Troubleshooting

The reason for pam_krb5_migrate outputting Unknown code krb5 156 creating principal "joeuser@DOMAIN>COM" is a non-responding kadmind.

The nscd can somehow cause files to show up as owned by nobody. In one case, this was resolved by restarting the nscd. (Thanks, Stefan.)

The clientaddr parameter of mount.nfs is important. For a while, I didn't specify it in /etc/fstab, and most clients automatically detected it, while others used 0.0.0.0 with impunity.

Then, one of the NFS servers, with no Kerberos, suddenly saw its load jump to 50 when 50 clients fetched a file at the same time, prompted by a cron job. The load would be caused by processes waiting for I/O, not shortage of CPU, and while the file to be fetched was only 3kB or so, they would keep waiting for minutes.

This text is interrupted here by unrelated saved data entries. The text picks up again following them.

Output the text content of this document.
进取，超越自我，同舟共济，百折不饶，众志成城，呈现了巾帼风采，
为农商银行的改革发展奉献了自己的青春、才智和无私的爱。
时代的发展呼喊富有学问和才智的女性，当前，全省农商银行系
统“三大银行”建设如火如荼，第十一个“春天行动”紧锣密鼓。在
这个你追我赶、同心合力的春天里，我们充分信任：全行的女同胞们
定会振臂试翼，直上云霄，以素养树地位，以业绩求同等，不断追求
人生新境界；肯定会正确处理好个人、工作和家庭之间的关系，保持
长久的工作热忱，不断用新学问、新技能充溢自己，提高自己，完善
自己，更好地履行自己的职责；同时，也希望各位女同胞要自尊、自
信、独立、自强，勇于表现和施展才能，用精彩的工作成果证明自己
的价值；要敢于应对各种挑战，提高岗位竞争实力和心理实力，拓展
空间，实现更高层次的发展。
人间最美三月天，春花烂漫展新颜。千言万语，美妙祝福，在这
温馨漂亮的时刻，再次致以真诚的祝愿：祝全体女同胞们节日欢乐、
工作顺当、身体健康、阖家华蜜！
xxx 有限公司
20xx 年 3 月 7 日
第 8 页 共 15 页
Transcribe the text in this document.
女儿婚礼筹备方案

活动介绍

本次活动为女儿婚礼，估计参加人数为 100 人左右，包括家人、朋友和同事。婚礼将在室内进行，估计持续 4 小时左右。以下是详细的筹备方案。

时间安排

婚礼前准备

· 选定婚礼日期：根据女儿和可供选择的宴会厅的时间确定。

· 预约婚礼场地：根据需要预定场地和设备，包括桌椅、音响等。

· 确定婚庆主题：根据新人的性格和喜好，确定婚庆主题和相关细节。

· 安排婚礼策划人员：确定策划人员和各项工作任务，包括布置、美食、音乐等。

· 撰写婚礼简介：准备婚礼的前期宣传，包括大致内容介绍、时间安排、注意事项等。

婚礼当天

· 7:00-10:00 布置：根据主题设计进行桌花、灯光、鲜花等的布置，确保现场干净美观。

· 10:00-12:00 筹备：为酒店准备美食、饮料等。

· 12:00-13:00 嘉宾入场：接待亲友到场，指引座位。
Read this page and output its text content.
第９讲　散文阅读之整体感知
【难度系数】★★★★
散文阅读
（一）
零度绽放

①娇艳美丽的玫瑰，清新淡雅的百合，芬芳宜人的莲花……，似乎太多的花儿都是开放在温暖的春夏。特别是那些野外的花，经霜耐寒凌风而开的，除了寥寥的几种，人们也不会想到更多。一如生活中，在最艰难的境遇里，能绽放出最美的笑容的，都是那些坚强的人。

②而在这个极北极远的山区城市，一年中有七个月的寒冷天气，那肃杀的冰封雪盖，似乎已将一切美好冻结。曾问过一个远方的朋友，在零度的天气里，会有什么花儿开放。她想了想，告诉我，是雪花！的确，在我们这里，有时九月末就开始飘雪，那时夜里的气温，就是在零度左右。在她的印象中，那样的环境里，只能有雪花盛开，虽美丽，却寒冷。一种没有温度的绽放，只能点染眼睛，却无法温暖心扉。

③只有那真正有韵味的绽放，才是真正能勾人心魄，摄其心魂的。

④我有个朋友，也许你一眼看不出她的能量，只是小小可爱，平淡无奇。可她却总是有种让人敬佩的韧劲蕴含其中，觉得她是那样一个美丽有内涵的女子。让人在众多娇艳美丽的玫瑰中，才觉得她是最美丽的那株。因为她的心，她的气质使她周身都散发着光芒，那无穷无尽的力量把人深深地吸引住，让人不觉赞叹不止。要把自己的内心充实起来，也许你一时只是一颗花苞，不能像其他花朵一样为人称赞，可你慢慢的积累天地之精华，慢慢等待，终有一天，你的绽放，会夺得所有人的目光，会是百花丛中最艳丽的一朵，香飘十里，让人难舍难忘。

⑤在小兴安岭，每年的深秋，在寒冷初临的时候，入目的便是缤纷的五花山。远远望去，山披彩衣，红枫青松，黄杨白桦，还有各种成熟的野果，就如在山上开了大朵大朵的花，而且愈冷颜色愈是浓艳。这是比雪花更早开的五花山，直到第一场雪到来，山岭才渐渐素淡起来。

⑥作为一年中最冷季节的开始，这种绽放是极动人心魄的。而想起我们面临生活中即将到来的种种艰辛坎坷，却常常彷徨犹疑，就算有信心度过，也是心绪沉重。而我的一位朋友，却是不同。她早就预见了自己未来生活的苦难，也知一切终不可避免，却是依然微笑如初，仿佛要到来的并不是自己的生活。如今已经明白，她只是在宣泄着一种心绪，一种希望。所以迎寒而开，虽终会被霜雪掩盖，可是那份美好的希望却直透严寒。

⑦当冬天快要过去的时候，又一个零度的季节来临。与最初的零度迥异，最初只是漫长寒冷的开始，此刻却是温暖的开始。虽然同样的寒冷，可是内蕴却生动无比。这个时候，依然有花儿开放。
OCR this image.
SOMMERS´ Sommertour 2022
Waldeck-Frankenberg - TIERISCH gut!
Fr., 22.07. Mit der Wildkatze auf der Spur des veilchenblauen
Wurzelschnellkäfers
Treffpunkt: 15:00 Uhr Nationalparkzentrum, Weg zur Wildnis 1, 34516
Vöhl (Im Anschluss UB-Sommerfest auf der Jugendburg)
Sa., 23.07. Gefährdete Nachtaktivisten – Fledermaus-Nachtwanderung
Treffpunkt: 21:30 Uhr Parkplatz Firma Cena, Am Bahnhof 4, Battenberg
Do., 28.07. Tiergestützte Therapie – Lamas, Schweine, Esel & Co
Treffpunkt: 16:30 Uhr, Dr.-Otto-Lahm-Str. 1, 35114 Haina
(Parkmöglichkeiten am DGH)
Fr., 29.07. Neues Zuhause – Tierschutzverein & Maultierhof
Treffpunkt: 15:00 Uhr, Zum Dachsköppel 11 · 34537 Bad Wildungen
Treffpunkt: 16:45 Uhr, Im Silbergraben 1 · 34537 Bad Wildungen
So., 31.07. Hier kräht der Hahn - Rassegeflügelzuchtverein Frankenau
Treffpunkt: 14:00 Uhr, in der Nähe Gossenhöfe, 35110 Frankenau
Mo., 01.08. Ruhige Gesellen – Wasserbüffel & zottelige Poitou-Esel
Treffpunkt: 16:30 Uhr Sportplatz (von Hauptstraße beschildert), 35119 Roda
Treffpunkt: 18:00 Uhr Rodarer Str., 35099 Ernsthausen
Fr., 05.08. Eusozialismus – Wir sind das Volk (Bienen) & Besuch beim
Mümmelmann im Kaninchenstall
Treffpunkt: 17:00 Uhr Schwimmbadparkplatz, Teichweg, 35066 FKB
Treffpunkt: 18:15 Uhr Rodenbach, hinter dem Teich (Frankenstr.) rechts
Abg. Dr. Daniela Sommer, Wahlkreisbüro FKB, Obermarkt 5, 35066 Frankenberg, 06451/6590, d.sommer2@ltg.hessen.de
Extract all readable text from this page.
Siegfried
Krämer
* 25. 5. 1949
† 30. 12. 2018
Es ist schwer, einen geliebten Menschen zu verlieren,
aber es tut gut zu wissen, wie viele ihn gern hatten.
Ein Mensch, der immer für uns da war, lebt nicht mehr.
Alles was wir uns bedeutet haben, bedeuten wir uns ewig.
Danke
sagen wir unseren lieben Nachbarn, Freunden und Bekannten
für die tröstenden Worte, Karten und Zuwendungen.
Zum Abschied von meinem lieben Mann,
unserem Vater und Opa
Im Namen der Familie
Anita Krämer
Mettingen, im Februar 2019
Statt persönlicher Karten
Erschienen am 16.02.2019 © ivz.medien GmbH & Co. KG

And on some clients, no files could be read from the share in case, although directory listing could be obtained, as could stat info.

It appeared that all of the clients affected had clientaddr=0.0.0.0 specified, and when they started using the proper address, the problem was over.

Increasing the number of daemons is done like this:


apprentice@nfs-server:~$ sudo rpc.nfsd 16
    

.. it is made persistent in /etc/default/nfs-kernel-server:

# Number of servers to start up
RPCNFSDCOUNT=8
<snip>
	  

Whether this is necessary can be judged from


    
cat /proc/net/rpc/nfsd|grep ^th
th 32 340905478 475057.300 442289.504 184302.020 1.312 95448.776 60302.696 43222.208 42993.392 0.000 224481.668
    

  

The last ten numbers form a histogram showing number of seconds at percentage full over all threads. In this case, 224481.668 seconds were spent at 90-100% full, so increasing the number of threads would seem justified. (Even though twice as much time was spent at 0-10% and 10-20%, it is peak load per thread that we want to reduce.)